第8章 透明愛歌
*ミルカ目線*
私は走って走って、海の上に位置する崖まで来てしまった。
一体どの道を走ったのだろう。何を考えていたのだろう。
何も解らなかった。
『いいのよそれで。貴女は自分が嫌で逃げ出した。それでいいの。悲しいことは全て、風に乗せて何処かへ運んでしまいなさい』
何処からか聞こえてくる妖艶な声。

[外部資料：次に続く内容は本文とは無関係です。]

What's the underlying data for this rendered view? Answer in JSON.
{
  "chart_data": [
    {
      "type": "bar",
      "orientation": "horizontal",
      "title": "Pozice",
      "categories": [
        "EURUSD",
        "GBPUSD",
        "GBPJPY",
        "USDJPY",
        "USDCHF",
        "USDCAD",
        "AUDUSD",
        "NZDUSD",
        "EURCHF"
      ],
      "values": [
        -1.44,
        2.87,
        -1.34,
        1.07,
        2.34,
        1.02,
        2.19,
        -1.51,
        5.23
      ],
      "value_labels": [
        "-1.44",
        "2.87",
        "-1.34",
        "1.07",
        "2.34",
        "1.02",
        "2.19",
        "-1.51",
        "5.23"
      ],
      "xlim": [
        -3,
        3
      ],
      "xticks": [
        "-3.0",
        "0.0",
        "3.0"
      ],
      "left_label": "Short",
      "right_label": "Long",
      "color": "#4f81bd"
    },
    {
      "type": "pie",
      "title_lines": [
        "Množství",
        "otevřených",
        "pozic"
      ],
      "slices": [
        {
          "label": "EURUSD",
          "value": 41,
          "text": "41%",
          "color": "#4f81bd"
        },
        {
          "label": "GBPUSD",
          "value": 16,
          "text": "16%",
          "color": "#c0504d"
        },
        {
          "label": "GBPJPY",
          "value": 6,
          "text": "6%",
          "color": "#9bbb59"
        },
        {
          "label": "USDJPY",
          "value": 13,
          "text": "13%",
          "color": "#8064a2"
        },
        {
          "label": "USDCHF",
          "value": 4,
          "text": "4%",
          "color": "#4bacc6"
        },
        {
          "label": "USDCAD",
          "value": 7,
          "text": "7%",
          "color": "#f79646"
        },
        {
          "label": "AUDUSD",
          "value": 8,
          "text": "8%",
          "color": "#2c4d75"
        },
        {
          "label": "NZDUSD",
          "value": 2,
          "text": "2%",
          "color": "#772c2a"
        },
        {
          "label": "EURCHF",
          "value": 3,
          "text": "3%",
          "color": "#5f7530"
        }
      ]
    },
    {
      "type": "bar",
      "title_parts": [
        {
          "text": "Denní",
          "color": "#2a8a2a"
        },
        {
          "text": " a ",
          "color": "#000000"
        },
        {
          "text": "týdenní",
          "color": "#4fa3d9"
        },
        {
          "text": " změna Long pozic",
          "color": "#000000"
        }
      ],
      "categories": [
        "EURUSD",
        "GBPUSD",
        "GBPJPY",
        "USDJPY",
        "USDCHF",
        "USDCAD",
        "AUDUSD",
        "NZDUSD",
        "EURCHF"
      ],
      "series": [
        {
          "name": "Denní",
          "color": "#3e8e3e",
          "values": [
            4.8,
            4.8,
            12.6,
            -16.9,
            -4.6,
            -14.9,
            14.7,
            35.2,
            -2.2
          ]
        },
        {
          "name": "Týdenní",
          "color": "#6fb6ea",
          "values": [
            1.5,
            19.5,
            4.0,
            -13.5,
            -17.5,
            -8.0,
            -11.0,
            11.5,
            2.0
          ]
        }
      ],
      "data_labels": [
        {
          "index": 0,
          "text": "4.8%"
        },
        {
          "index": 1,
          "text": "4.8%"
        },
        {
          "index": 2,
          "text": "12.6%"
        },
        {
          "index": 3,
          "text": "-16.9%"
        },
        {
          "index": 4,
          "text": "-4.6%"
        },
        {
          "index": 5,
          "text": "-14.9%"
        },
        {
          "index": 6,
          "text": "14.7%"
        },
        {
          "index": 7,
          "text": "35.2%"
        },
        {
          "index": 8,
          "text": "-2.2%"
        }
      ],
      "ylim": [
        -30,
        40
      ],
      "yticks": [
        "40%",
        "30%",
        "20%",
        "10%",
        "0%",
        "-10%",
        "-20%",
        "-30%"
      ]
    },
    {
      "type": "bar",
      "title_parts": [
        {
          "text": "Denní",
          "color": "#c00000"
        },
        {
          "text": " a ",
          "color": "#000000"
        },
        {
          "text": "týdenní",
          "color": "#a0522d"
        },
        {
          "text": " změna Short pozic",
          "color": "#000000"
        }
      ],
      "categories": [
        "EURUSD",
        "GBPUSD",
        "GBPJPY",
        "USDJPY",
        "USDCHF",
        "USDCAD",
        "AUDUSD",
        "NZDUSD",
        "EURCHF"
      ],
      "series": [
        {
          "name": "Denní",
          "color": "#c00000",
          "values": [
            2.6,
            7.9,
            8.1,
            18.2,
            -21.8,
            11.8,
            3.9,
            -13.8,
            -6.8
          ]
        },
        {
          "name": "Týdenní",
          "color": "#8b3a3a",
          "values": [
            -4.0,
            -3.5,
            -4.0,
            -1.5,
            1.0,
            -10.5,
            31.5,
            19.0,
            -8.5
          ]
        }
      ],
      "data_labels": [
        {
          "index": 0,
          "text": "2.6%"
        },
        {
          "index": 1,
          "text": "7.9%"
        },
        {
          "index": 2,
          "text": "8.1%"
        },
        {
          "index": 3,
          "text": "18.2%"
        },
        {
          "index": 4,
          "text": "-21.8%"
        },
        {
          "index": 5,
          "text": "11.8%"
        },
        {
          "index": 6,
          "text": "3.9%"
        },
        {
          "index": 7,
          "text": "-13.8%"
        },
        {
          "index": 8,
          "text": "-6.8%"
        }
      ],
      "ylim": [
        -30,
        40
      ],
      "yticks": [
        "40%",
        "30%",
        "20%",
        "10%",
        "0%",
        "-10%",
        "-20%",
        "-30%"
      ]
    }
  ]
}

私は自然とその声に従って、歌を歌った。
後ろから吹く風に乗せて、海を渡って、遠く彼方まで・・・
届け、私の歌。
「ミルカ」
ちょうど歌が終わったと同時に、後ろから優しい声が聞こえた。
彼は涙を流しながらこちらへ歩み寄ってくる。
そんな彼に抱きついて、謝れば良かったのに。
それで良かったはずなのに。
私の体は意思とは裏腹に、後ろへ下がっていた。
「危ない、ミルカっ!!」
彼の声が聞こえると同時に、
足場が崩れて、私の身体は宙に浮いた。
「ぁ・・・・・・いやああああああああっ!!!」
怖さのあまり、何も考えられなくなった時、
『その歌・・・・・・兄さんに捧げてもらうわ、ミルカ」
ツミテ先輩の声が、自分の中から聞こえた。